Sometimes they're totally spontaneous, like the way he handled a heckler last year at the Boarding House; "You're not the Zebra Killer, are you? 'Cause if you're not, I'd like you to meet him."

And sometimes they're just really dumb….

And sometimes they're not jokes at all: "Here's something you don't see every day. (Steve leaps into the air several times, stretches his mouth open with both hands and roars like a raving lunatic.) Aarrgh!"

But jokes or not, traditional or far-out, these foolish bits and pieces have two things in common: one, they are utterly without redeeming social importance; they're like little pills you swallow that make you laugh—no message, no ulterior motive or purpose. And two, Steve doesn't really need them to be funny. It's true, I've seen it happen many times—Steve walks onstage and in thirty seconds, without telling one joke, reduces his audience to a state of helpless giddiness that lasts for the rest of the show. Sometimes they start laughing even before he comes out because he has this habit, as the club announcer is introducing him, of clowning around in the wings just enough to make the first few rows go nuts. Then he walks on with a superconfident air about him—Las Vegas Professional—wearing maybe a handsome white suit or a handsome dark one, an expensive-looking banjo strapped to his ever-so-nonchalant body, and with a voice as corny and mellow as Mel Torme's he says something like this:

"Well, welcome to the show, ladies and gentlemen. My name's Steve Martin, I'll be out here in just a minute, and uh … let's get goin', we're gonna have some fun tonight, huh? (Laughs like an imbecile) How much was it to get in? Four dollars? (Laughs arrogantly, like the joke's on you) Okay, you paid the money, you're expecting to see a professional show, so let's not waste any more time, here we go with Professional Show Business, let's go, hey! (Steve steps back and starts tuning his banjo; he is consumed by the process, pawing at the pegs, fretting over the frets. Finally he looks up at the audience, beams, strides forward and bangs his head into the mike.) Okay, we're movin' now, eh folks? Yes, these are the good times and we're having them, ah ha ha ha."

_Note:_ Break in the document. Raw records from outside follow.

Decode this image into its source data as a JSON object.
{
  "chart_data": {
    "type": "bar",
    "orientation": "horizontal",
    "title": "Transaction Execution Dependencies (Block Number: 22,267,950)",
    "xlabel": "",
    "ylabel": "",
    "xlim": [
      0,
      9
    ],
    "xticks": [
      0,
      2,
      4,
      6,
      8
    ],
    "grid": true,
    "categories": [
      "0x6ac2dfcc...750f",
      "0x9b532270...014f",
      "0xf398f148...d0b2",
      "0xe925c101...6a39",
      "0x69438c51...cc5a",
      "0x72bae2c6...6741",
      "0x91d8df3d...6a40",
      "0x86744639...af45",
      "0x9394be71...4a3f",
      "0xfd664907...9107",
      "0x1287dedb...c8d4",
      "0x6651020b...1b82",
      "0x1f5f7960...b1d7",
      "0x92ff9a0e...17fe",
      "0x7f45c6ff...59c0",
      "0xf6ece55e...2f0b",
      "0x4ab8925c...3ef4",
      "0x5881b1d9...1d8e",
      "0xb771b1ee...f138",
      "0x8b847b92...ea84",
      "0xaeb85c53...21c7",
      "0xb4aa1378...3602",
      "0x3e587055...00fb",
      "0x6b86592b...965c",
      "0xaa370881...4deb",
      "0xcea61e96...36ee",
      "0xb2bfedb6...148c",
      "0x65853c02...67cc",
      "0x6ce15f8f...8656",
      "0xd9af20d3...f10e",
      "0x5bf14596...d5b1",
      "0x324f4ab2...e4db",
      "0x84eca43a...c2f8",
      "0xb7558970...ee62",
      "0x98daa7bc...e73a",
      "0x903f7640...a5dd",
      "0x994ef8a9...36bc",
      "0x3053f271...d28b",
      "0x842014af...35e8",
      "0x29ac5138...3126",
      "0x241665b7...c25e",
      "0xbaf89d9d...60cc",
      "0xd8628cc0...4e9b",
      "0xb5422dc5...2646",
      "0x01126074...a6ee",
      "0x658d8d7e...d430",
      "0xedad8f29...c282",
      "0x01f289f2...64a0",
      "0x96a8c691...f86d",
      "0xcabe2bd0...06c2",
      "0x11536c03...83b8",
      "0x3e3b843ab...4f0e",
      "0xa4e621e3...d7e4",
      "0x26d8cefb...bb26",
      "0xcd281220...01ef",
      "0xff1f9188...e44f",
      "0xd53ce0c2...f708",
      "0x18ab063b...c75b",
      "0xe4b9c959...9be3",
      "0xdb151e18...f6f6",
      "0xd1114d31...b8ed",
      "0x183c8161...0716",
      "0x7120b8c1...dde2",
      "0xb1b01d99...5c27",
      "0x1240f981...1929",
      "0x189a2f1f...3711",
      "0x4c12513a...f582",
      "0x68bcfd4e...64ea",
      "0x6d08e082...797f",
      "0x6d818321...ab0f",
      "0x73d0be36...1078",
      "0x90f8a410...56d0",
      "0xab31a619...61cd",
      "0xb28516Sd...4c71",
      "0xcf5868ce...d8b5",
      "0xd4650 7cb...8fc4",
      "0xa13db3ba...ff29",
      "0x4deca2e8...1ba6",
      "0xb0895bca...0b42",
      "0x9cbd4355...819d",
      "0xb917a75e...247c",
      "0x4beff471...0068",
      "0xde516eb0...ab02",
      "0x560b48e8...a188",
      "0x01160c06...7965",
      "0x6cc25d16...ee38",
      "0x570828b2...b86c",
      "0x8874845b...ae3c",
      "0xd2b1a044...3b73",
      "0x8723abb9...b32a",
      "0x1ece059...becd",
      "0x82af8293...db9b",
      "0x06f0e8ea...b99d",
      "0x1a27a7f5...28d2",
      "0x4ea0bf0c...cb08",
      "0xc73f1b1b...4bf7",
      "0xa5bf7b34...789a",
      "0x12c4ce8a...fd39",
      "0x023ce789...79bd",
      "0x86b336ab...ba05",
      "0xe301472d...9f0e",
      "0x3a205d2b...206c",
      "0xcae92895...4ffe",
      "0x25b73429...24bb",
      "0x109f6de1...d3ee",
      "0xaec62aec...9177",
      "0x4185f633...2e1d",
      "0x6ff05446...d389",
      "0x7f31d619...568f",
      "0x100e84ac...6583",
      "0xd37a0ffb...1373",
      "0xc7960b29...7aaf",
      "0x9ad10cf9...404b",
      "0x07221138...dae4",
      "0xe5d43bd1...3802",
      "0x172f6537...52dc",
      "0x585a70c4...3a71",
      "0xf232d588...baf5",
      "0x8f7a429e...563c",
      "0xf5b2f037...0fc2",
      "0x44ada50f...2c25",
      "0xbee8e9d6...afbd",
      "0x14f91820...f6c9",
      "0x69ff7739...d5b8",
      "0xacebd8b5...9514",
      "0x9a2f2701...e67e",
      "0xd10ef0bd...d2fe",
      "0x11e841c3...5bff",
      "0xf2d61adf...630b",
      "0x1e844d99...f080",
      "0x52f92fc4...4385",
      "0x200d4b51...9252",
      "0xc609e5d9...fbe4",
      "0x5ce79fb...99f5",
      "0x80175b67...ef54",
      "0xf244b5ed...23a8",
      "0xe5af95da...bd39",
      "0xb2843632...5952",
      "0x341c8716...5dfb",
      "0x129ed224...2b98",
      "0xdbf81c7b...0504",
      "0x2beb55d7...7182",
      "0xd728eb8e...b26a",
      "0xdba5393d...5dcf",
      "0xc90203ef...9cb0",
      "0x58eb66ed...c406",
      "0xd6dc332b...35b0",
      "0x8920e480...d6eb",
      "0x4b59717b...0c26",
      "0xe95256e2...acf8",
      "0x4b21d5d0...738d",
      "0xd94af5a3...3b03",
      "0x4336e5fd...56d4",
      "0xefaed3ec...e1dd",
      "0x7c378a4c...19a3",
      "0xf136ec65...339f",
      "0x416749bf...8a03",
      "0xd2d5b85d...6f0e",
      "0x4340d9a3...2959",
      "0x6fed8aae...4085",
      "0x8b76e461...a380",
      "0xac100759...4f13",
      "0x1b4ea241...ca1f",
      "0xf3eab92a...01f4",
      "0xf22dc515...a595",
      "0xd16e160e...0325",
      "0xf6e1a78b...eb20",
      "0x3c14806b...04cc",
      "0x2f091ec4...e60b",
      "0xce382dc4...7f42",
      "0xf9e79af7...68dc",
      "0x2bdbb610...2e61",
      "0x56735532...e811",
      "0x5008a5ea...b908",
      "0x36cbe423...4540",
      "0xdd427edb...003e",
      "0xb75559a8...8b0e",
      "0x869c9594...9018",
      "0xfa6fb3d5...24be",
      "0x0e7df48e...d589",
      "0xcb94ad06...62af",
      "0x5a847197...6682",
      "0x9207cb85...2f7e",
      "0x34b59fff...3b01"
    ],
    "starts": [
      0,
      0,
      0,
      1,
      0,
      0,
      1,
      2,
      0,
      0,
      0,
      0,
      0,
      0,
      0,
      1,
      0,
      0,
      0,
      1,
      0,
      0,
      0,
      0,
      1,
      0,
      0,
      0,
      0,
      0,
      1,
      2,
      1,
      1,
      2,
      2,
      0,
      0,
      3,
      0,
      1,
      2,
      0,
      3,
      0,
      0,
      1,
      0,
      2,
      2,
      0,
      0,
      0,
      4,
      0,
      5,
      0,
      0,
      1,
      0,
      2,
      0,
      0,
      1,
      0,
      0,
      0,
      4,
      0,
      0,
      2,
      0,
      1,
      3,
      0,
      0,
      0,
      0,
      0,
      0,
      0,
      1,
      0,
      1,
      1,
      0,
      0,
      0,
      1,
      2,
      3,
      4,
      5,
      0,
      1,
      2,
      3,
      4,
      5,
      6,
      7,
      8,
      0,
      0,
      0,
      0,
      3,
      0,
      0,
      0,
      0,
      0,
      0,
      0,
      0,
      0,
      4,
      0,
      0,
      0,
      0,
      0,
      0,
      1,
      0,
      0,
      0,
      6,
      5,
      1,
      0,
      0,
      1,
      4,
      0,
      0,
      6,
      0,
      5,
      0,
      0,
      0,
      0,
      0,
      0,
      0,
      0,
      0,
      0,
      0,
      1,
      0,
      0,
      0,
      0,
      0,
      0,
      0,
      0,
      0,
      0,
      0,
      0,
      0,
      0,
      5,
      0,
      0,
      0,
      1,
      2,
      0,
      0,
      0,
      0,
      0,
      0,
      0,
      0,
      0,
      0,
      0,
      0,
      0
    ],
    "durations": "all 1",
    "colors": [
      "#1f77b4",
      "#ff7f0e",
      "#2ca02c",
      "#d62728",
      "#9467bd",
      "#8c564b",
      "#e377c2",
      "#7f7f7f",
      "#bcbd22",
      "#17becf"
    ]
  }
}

I mean, what is this shit? Here's one of the hottest comedians in the business, certainly one of the best looking, best dressed, quickest witted, most poised, most imaginative and most accomplished in such varied arts as magic, juggling, banjo playing and fun balloon animals—and he's standing up there acting like a jerk, an idiot, a fucking asshole! And that's the whole point. It's like … Steve Martin basically has one joke and he's it. And it drives the crowd wild, not just during the show but long afterward. (pp. 61-2)

Well, that's really not quite true, because the whole point about Steve Martin, what makes Steve Martin so special … is that eventually, maybe a day or two after the show, his audience stops laughing … and they start acting … really … weird. They start acting like Steve Martin; they start talking like him, moving like him, wearing some of his corny trickshop props. Some writers, you may have already guessed, start writing like him. They simply can't help it, and quite frankly, I'm not sure they'll ever be able to stop….

It's like … Steve plays with his audience, he makes them part of the joke; he sets them up and slaps them down, and by acting like an asshole, he lets them do the same to him. This isn't comedy; it's campfire recreation for the bent at heart. It's a laughalong for loonies. Disneyland on acid. (p. 62)

But he does have this higher insight. He breaks down barriers. He allows us to see the comedian in all of us. And I believe that really is important in today's world. In his own way, Steve Martin is a light, a source, an inspiration and a leader.

It's just that … well … you'd be an asshole to follow him. (p. 63)

David Felton, "King of Hearts Come Down and Dance," in Rolling Stone, Issue 253, December 1, 1977, pp. 58-67.